Cet ouvrage a été préparé par d’anciens étudiants, des collègues et amis d’Olivier. Nous avons eu la chance d’être accompagnés par des personnes bienveillantes, les auteurs, les éditeurs, les correcteurs, les traducteurs, mais aussi celles que nous avons rencontrées et sollicitées dans diverses institutions régionales et nationales pour le financement et la fabrication de ce livre. Ce sont au bout du compte près de 200 personnes qui ont participé de près ou de loin à cet ouvrage. 

Chacun des articles que ce livre contient est un cadeau. Chacun et tous ensemble ici réunis, témoignent du respect, de l’estime, de l’admiration et de l’amitié qu’Olivier Buchsenschutz inspire à la communauté archéologique de l’âge du Fer européen. 

Olivier Buchsenschutz et l’enseignement de l’âge du Fer (AC)

Alors que les archéologues de l’âge du Fer métropolitain sont aujourd’hui présents dans les institutions de l’archéologie et, souvent aussi, dans les services archéologiques de collectivités et dans les agences privées, la majorité de nos jeunes collègues ignorent sans doute combien la situation était différente il y a seulement une trentaine d’années. Les spécialistes étaient alors très peu nombreux, en particulier à l’Université. La formation à l’archéologie de l’âge du Fer y était assurée par une poignée de chercheurs, la plupart non universitaires. Olivier fut l’un de ceux-ci, d’abord comme assistant à l’université de Paris 1 entre 1968 et 1973, puis comme chargé de cours après son entrée au CNRS.

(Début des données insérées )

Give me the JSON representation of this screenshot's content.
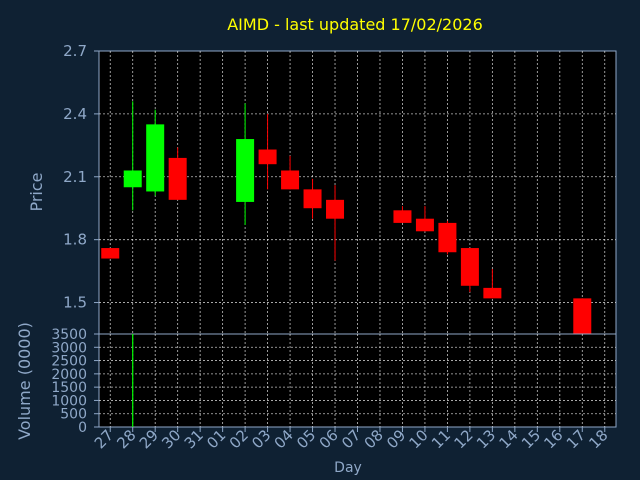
{
  "title": "AIMD - last updated 17/02/2026",
  "colors": {
    "background": "#0f2133",
    "plot_area": "#000000",
    "title": "#ffff00",
    "axis_text": "#8fa8c8",
    "grid": "#ffffff",
    "up": "#00ff00",
    "down": "#ff0000"
  },
  "chart_data": [
    {
      "type": "candlestick",
      "title": "AIMD - last updated 17/02/2026",
      "ylabel": "Price",
      "ylim": [
        1.35,
        2.7
      ],
      "yticks": [
        "1.5",
        "1.8",
        "2.1",
        "2.4",
        "2.7"
      ],
      "categories": [
        "27",
        "28",
        "29",
        "30",
        "31",
        "01",
        "02",
        "03",
        "04",
        "05",
        "06",
        "07",
        "08",
        "09",
        "10",
        "11",
        "12",
        "13",
        "14",
        "15",
        "16",
        "17",
        "18"
      ],
      "grid": true,
      "candles": [
        {
          "day": "27",
          "open": 1.76,
          "high": 1.76,
          "low": 1.71,
          "close": 1.71
        },
        {
          "day": "28",
          "open": 2.05,
          "high": 2.46,
          "low": 1.94,
          "close": 2.13
        },
        {
          "day": "29",
          "open": 2.03,
          "high": 2.42,
          "low": 2.01,
          "close": 2.35
        },
        {
          "day": "30",
          "open": 2.19,
          "high": 2.24,
          "low": 1.99,
          "close": 1.99
        },
        {
          "day": "02",
          "open": 1.98,
          "high": 2.45,
          "low": 1.87,
          "close": 2.28
        },
        {
          "day": "03",
          "open": 2.23,
          "high": 2.4,
          "low": 2.04,
          "close": 2.16
        },
        {
          "day": "04",
          "open": 2.13,
          "high": 2.2,
          "low": 2.04,
          "close": 2.04
        },
        {
          "day": "05",
          "open": 2.04,
          "high": 2.09,
          "low": 1.9,
          "close": 1.95
        },
        {
          "day": "06",
          "open": 1.99,
          "high": 2.06,
          "low": 1.7,
          "close": 1.9
        },
        {
          "day": "09",
          "open": 1.94,
          "high": 1.96,
          "low": 1.88,
          "close": 1.88
        },
        {
          "day": "10",
          "open": 1.9,
          "high": 1.96,
          "low": 1.84,
          "close": 1.84
        },
        {
          "day": "11",
          "open": 1.88,
          "high": 1.89,
          "low": 1.73,
          "close": 1.74
        },
        {
          "day": "12",
          "open": 1.76,
          "high": 1.76,
          "low": 1.55,
          "close": 1.58
        },
        {
          "day": "13",
          "open": 1.57,
          "high": 1.66,
          "low": 1.52,
          "close": 1.52
        },
        {
          "day": "17",
          "open": 1.52,
          "high": 1.52,
          "low": 1.32,
          "close": 1.33
        }
      ]
    },
    {
      "type": "bar",
      "ylabel": "Volume (0000)",
      "xlabel": "Day",
      "ylim": [
        0,
        3500
      ],
      "yticks": [
        "0",
        "500",
        "1000",
        "1500",
        "2000",
        "2500",
        "3000",
        "3500"
      ],
      "categories": [
        "27",
        "28",
        "29",
        "30",
        "31",
        "01",
        "02",
        "03",
        "04",
        "05",
        "06",
        "07",
        "08",
        "09",
        "10",
        "11",
        "12",
        "13",
        "14",
        "15",
        "16",
        "17",
        "18"
      ],
      "grid": true,
      "bars": [
        {
          "day": "28",
          "value": 3500,
          "color": "up"
        }
      ]
    }
  ]
}
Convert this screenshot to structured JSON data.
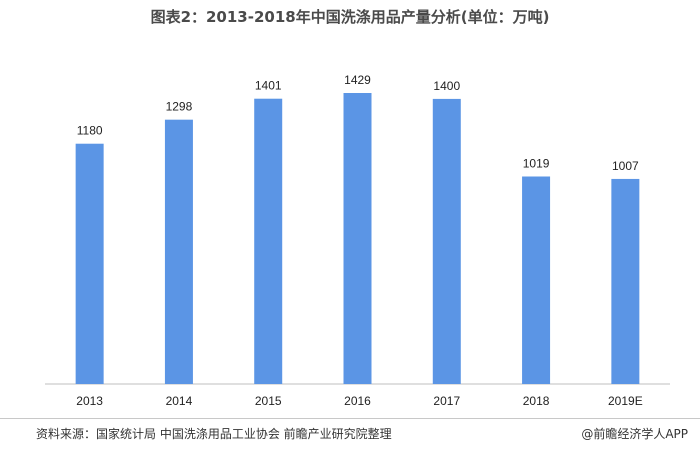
{
  "title": "图表2：2013-2018年中国洗涤用品产量分析(单位：万吨)",
  "source": "资料来源：国家统计局 中国洗涤用品工业协会 前瞻产业研究院整理",
  "brand": "@前瞻经济学人APP",
  "colors": {
    "bar": "#5b95e5",
    "axis": "#bfbfbf"
  },
  "chart_data": {
    "type": "bar",
    "title": "图表2：2013-2018年中国洗涤用品产量分析(单位：万吨)",
    "categories": [
      "2013",
      "2014",
      "2015",
      "2016",
      "2017",
      "2018",
      "2019E"
    ],
    "values": [
      1180,
      1298,
      1401,
      1429,
      1400,
      1019,
      1007
    ],
    "data_labels": [
      "1180",
      "1298",
      "1401",
      "1429",
      "1400",
      "1019",
      "1007"
    ],
    "xlabel": "",
    "ylabel": "",
    "ylim": [
      0,
      1650
    ],
    "grid": false,
    "legend": "none"
  }
}
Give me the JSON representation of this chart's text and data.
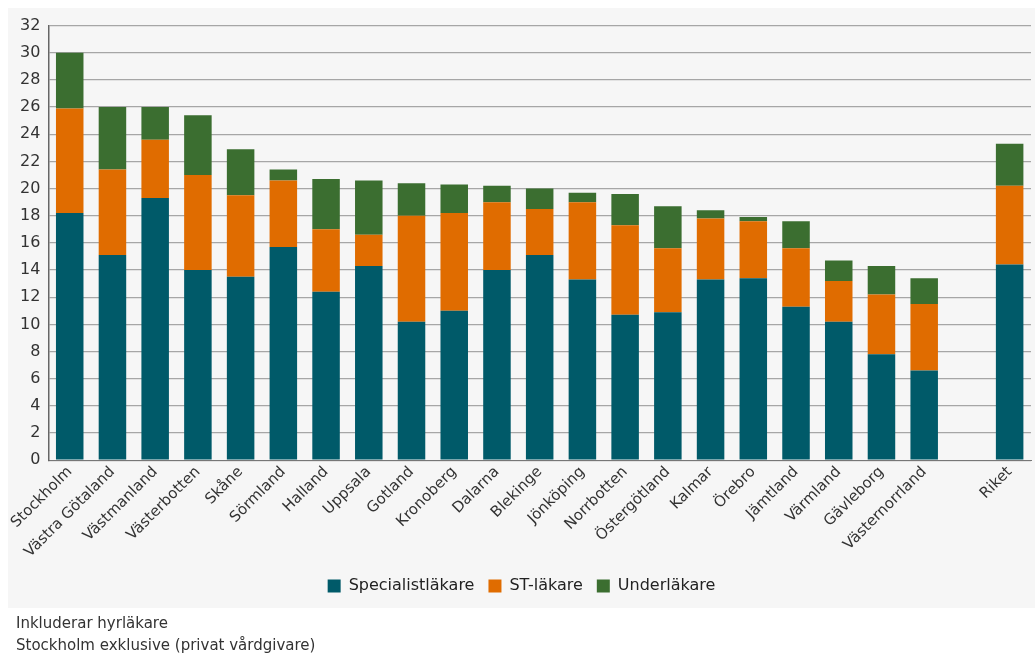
{
  "chart_data": {
    "type": "bar",
    "stacked": true,
    "grid": "y",
    "legend": "bottom",
    "categories": [
      "Stockholm",
      "Västra Götaland",
      "Västmanland",
      "Västerbotten",
      "Skåne",
      "Sörmland",
      "Halland",
      "Uppsala",
      "Gotland",
      "Kronoberg",
      "Dalarna",
      "Blekinge",
      "Jönköping",
      "Norrbotten",
      "Östergötland",
      "Kalmar",
      "Örebro",
      "Jämtland",
      "Värmland",
      "Gävleborg",
      "Västernorrland",
      null,
      "Riket"
    ],
    "series": [
      {
        "name": "Specialistläkare",
        "color": "#005a69",
        "values": [
          18.2,
          15.1,
          19.3,
          14.0,
          13.5,
          15.7,
          12.4,
          14.3,
          10.2,
          11.0,
          14.0,
          15.1,
          13.3,
          10.7,
          10.9,
          13.3,
          13.4,
          11.3,
          10.2,
          7.8,
          6.6,
          null,
          14.4
        ]
      },
      {
        "name": "ST-läkare",
        "color": "#e06c00",
        "values": [
          7.7,
          6.3,
          4.3,
          7.0,
          6.0,
          4.9,
          4.6,
          2.3,
          7.8,
          7.2,
          5.0,
          3.4,
          5.7,
          6.6,
          4.7,
          4.5,
          4.2,
          4.3,
          3.0,
          4.4,
          4.9,
          null,
          5.8
        ]
      },
      {
        "name": "Underläkare",
        "color": "#3b6e30",
        "values": [
          4.1,
          4.6,
          2.4,
          4.4,
          3.4,
          0.8,
          3.7,
          4.0,
          2.4,
          2.1,
          1.2,
          1.5,
          0.7,
          2.3,
          3.1,
          0.6,
          0.3,
          2.0,
          1.5,
          2.1,
          1.9,
          null,
          3.1
        ]
      }
    ],
    "ylim": [
      0,
      32
    ],
    "yticks": [
      0,
      2,
      4,
      6,
      8,
      10,
      12,
      14,
      16,
      18,
      20,
      22,
      24,
      26,
      28,
      30,
      32
    ],
    "annotations": [
      "Inkluderar hyrläkare",
      "Stockholm exklusive (privat vårdgivare)"
    ]
  }
}
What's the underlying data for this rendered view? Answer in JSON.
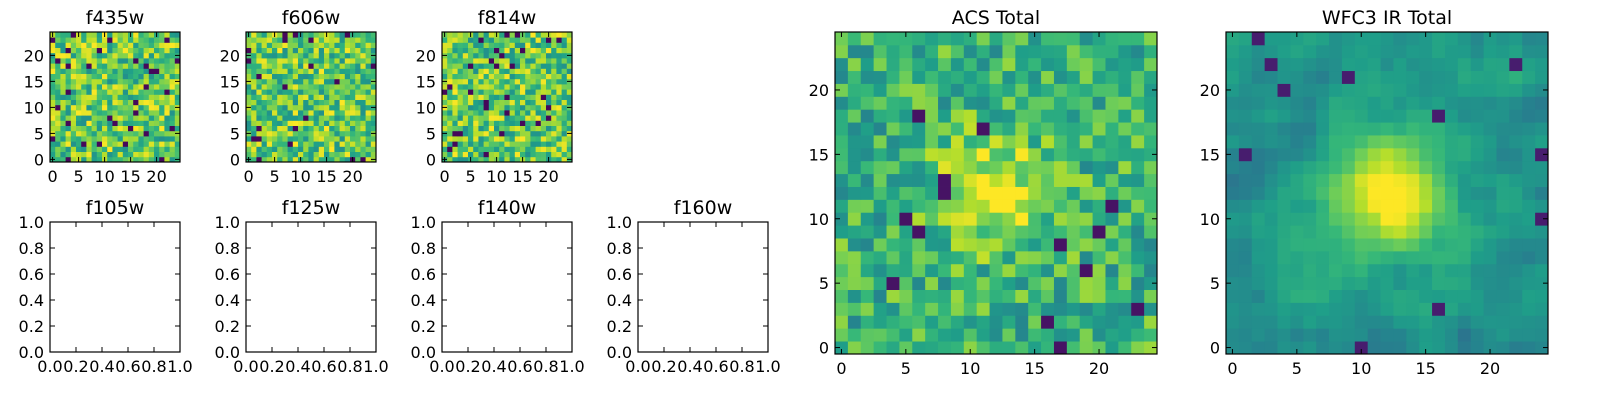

Les plus anciens d’entre nous se souviennent avec un brin de nostalgie de cette époque passionnante où la formation à la Protohistoire se construisait en même temps que les objets et les méthodes de la discipline. L’enseignement d’Olivier révélait un monde non seulement disparu, mais même presque complètement inconnu. Il fallait apprendre à en déchiffrer les traces singulières, austères et fugaces, avec rigueur, humilité… et une bonne dose de lectures en langue étrangère ! Les vieilles frontières de la Gaule volaient en éclat, c’était dans l’espace européen que l’âge du Fer prenait sens. Cela passait par la connaissance – stupéfiante à nos yeux – qu’Olivier avait des travaux allemands, tchèques ou britanniques, comme par le contact direct, lors des colloques de la toute jeune AFEAF auxquels nous assistions, à peine sortis de notre maîtrise, avec ce que l’Europe comptait de spécialistes des Celtes. L’enseignement académique à l’Université se conjuguait ainsi à l’initiation concrète au métier de protohistorien, qu’il s’agisse d’observer la recherche en action, dans les colloques, ou de se confronter aux réalités du terrain, en particulier à Levroux. Plus qu’une simple transmission des savoirs, c’était une véritable plongée dans le bain, indissociable de la confiance spontanée qu’Olivier accordait à chacun : rares sont les chercheurs, sans doute, qui auront aussi rapidement confié des responsabilités à des étudiants encore peu aguerris. La contrepartie nécessaire, c’était l’autonomie : il fallait apprendre très vite à se débrouiller, sur le terrain comme dans sa recherche personnelle. Ce fut une formidable école. 

Depuis, Olivier n’a cessé de former des cohortes d’étudiants, d’autant que le développement de l’archéologie préventive a considérablement accru le besoin en spécialistes de l’âge du Fer. Au bout du compte, si nul ne sait précisément, parmi les archéologues de l’âge du Fer actuellement en activité, combien ont suivi l’enseignement d’Olivier, ils en constituent certainement le contingent le plus nombreux. C’est dire le rôle considérable qu’il aura joué dans la formation et dans la promotion de la discipline.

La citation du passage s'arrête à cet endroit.